The band – Castro, Larry Warner (guitar), Jake Hughes (guitar/vocals), Justin Castro (bass) and Zach Hall (drums/vocals) – once again returned to longtime producer Brett Romnes (Hot Mulligan, The Movielife) for LP6. Together, they wrote and recorded the album’s 11 tracks in two sessions on either side of the band’s sold-out North American tour for the 10-year anniversary of Those Days Are Gone. Stepping away between sessions gave them perspective; when they returned to the studio, they heard everything with fresh ears. At the same time, Romnes challenged them to trust their instincts, resulting in spontaneous sonic breakthroughs: “The Need for a Post-Credits Scene” arrived almost fully formed, its lyrics spilling out quickly, while first single “A Hero’s Grave,” juxtaposes a serpentine guitar line and buoyant ’90s groove against Castro’s gruff vocals, helped along by the first-blush energy of writing on the spot.
“We wrote it in like 15 minutes,” Warner says of “A Hero’s Grave.” “I was tracking guitars for a different song while Brett stepped out to take a call and ended up coming up with the riff. Zach came in and started working through drum ideas, and we had the whole thing done pretty quickly. If songs come together like that, it’s a pretty good sign for us.”

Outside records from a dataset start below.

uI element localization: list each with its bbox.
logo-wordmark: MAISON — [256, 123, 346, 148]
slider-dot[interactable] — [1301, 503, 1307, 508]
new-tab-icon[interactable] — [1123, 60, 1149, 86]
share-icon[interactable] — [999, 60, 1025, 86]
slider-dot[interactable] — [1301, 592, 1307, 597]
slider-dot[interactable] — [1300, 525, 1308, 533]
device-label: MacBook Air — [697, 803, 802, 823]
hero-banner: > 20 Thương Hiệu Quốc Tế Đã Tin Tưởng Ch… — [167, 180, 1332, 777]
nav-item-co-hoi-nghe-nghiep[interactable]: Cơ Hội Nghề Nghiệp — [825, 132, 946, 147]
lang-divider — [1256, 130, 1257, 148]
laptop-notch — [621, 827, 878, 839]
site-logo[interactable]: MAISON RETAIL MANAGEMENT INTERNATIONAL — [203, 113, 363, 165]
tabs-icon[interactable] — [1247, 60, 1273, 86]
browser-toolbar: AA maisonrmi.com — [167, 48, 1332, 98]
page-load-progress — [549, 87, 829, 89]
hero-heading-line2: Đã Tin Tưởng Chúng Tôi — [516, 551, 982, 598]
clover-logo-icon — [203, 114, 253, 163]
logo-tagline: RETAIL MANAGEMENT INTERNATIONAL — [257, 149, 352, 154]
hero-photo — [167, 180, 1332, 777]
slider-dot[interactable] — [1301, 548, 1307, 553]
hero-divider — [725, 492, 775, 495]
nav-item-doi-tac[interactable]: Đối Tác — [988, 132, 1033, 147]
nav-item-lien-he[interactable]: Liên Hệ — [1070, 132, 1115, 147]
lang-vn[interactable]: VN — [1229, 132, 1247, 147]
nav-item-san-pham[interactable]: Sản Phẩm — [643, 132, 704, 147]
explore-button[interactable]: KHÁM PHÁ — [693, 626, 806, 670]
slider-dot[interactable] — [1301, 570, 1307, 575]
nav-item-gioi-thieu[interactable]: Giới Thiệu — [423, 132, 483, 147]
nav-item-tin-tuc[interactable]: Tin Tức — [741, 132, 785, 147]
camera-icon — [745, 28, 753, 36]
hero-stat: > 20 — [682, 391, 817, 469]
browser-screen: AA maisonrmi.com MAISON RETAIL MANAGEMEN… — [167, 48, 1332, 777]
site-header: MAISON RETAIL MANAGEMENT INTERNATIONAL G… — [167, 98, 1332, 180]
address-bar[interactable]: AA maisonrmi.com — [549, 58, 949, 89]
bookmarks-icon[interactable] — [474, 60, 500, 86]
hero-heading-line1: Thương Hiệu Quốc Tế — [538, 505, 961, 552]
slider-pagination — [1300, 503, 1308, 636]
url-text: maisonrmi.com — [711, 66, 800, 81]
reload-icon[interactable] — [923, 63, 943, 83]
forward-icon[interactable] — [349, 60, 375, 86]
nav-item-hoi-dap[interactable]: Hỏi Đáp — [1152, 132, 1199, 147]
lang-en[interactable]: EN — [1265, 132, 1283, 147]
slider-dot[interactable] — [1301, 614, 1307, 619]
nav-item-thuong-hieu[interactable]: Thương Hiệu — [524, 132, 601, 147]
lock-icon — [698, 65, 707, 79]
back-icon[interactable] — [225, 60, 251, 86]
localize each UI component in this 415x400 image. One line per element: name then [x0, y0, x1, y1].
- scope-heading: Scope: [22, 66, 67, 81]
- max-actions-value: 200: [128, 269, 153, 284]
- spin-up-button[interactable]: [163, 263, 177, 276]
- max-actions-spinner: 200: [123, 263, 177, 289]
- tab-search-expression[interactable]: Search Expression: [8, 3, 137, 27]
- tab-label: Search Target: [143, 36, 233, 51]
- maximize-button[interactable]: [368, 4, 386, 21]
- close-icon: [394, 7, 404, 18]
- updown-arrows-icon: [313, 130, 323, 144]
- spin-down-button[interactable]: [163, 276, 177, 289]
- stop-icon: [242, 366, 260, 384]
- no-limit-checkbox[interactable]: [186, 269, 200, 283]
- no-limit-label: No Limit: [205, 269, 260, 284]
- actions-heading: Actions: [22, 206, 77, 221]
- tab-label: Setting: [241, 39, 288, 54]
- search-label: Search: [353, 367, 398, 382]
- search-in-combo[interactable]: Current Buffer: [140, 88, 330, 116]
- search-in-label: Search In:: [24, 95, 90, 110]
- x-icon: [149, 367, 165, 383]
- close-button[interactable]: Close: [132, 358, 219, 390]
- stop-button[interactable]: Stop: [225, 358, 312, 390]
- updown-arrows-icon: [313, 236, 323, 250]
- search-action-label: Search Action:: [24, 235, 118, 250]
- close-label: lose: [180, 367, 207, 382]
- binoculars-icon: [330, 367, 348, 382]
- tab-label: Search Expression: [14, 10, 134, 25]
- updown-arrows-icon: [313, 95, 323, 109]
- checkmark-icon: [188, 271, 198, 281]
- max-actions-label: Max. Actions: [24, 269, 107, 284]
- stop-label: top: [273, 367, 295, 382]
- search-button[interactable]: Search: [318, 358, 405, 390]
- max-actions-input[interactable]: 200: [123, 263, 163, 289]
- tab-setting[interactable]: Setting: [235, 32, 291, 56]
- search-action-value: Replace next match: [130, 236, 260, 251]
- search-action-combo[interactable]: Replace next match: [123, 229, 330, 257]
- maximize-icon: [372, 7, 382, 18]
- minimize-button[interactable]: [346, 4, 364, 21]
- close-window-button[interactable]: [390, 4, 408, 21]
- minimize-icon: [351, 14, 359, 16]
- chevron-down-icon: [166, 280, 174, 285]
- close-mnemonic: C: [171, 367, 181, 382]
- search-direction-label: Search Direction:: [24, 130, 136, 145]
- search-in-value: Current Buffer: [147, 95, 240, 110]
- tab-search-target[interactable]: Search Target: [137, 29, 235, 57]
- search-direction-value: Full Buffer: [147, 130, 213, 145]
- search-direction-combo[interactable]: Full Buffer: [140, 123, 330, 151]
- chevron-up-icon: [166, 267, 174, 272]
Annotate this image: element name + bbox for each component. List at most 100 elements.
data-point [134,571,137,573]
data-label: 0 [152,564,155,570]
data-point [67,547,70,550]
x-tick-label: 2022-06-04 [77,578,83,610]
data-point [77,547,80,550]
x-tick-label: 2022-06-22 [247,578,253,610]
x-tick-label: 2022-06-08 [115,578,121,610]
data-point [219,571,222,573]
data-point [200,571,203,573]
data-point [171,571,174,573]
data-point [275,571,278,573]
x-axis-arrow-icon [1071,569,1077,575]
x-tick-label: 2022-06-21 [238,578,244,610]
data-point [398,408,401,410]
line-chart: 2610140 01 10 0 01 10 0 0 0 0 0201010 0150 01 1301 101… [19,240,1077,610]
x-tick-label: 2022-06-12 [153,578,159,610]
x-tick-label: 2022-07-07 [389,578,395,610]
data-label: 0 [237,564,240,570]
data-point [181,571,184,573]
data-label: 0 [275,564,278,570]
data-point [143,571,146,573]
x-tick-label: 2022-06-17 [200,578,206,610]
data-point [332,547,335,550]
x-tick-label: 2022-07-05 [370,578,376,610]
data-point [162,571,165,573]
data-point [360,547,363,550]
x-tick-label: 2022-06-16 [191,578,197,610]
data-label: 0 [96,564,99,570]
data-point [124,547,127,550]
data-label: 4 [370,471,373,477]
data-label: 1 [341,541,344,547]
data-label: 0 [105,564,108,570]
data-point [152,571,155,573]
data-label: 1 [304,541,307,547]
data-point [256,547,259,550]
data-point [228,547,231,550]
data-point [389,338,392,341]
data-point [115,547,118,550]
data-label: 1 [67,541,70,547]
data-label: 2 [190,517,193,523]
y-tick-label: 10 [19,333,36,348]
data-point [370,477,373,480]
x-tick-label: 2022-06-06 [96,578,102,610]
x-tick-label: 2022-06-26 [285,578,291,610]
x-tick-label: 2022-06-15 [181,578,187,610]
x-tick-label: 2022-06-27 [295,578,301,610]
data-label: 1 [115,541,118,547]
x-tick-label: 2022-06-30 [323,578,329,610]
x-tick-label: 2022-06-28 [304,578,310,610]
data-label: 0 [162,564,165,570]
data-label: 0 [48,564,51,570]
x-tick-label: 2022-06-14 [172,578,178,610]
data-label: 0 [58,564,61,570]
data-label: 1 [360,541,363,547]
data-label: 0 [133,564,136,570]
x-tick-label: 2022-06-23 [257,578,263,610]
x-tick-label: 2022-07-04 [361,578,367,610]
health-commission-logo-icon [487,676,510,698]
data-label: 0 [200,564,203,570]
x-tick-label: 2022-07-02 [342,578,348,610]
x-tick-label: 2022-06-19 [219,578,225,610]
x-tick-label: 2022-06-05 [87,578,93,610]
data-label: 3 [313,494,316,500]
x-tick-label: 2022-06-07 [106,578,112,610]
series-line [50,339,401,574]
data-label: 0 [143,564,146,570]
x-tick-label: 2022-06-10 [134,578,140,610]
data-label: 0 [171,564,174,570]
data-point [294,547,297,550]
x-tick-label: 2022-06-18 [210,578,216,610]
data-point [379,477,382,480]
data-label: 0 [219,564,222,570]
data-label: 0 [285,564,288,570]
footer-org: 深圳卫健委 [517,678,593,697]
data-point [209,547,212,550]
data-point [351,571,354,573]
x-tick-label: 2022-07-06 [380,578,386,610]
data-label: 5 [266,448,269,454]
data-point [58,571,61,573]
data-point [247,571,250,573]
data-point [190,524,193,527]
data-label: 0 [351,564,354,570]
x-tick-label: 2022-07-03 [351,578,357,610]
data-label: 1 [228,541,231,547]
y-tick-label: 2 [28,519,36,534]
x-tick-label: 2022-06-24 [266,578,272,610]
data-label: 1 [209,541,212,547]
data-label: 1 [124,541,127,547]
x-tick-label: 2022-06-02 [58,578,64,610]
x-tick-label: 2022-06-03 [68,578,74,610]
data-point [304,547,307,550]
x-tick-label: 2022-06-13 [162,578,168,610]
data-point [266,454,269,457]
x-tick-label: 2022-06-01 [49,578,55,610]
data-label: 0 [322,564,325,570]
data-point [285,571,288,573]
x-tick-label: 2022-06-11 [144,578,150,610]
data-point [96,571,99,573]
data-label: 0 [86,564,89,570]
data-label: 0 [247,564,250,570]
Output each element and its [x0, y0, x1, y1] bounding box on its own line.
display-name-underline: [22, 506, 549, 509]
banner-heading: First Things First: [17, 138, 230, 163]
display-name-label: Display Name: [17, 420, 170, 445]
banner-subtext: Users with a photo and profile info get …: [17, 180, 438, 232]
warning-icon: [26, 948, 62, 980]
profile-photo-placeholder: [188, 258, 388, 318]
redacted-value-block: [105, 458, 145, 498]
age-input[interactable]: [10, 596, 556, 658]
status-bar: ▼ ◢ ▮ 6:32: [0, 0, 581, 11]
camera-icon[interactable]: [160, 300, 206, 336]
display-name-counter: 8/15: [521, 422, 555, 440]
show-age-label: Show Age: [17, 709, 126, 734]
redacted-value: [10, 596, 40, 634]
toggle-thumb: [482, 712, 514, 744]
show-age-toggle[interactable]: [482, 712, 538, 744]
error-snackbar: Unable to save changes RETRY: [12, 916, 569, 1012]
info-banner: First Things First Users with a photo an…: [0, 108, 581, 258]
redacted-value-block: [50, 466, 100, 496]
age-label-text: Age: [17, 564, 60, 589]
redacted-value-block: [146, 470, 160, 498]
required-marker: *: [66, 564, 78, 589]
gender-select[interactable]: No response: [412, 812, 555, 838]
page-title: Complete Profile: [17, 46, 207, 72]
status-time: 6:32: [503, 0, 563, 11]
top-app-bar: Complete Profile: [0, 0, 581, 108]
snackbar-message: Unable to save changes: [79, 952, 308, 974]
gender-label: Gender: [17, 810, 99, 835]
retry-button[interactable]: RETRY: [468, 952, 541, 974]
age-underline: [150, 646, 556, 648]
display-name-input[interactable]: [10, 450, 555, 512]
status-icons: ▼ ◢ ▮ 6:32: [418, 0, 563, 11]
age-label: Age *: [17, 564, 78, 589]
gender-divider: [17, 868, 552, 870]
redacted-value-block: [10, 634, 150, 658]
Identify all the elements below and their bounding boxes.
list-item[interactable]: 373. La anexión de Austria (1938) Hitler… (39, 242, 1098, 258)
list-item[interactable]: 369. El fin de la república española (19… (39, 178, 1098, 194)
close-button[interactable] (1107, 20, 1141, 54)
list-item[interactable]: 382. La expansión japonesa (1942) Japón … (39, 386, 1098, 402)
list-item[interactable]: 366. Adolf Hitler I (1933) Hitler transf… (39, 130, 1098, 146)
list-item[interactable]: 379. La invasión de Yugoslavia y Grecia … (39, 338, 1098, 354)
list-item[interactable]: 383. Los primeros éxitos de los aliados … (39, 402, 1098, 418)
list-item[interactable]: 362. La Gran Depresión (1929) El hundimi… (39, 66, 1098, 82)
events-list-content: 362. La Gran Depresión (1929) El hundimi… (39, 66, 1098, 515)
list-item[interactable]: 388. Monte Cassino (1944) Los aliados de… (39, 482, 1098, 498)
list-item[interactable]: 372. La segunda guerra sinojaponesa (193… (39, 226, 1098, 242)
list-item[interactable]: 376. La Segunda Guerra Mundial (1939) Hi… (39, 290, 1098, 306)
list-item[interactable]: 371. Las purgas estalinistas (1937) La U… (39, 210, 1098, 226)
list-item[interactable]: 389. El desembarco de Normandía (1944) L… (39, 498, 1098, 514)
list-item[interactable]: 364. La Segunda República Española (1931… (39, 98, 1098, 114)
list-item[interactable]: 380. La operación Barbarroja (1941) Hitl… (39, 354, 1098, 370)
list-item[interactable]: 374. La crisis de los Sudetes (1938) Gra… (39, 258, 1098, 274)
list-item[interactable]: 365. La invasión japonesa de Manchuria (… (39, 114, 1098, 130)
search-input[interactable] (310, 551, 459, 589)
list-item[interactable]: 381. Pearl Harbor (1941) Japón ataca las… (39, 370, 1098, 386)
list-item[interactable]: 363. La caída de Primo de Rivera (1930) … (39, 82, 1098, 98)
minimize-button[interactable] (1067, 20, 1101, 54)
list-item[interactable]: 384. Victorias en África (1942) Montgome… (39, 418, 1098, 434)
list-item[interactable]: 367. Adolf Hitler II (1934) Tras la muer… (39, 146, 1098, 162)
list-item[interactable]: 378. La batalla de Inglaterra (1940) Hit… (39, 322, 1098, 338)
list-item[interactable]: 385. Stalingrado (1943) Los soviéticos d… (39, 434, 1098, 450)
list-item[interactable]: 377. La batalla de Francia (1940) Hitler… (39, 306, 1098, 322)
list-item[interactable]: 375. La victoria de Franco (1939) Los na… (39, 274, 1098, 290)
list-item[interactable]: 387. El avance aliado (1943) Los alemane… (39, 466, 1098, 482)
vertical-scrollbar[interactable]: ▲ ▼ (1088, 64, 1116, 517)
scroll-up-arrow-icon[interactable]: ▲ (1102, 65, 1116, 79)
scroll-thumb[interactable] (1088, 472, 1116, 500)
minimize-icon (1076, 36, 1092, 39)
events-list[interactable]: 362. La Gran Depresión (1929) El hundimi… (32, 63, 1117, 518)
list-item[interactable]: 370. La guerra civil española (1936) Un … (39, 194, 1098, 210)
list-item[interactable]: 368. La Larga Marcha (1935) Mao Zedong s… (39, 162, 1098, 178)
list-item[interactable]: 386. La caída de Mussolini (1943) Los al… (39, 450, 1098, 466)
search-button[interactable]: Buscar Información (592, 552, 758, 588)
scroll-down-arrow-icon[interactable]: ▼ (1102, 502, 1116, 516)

In all, Moments, the follow-up to 2023’s Lessons That We Swear To Keep, chronicles a period of intense personal upheaval in Castro’s life: the dissolution of a long-term relationship and attempts to move on, the slow realization that what he’d lost was actually what he truly wanted and, ultimately, the life-altering moment of finding out midway through recording that he was going to be a father. The closing track, “The Waters Of Life,” written in the afterglow of that news, becomes the push that finally shoves him through the doorway into something new.
“There was a lot to write about this time around, but getting over that threshold definitely took some time,” Castro says. “We tend to write albums that have a conceptual arc to them, but you just sort of have to let the songs reveal themselves and figure out what that actually is. When I got the call that I was going to be a dad, I immediately knew what song I was going to write. It just felt right.”
Pulled from Mark Z. Danielewski’s cult novel House of Leaves, Moments Before The Wind references a passage that compares life to fragile structures on the verge of being blown apart and rearranged into something unrecognizable. Its artwork mirrors that feeling: a massivecrystal head cracked open, its interior filled with surreal, Dalí-esque rooms and corridors that echo the “backrooms” of the mind Castro kept returning to while writing lyrics.
The emotional architecture of the album might be abstract, but the stories at its center – the heart of Free Throw’s music for more than a decade – are disarmingly real, exemplified on songs like “The Outlaw Star,” inspired by the anime of the same name and stuffed with dextrous Midwest emo guitar and rough-hewn punk tempos, the album-opening “MissingNo.” and aching, atmospheric “This Dollar General Ain’t Gonna Rob Itself.”
Ultimately, Moments Before the Wind finds Free Throw still moving, still growing, but now, perhaps more than ever, acutely aware that the path ahead is neither straight nor obvious. There’s a quiet confidence guiding them there into a brand-new era – both personally and professionally – ready for whatever the wind blows their way.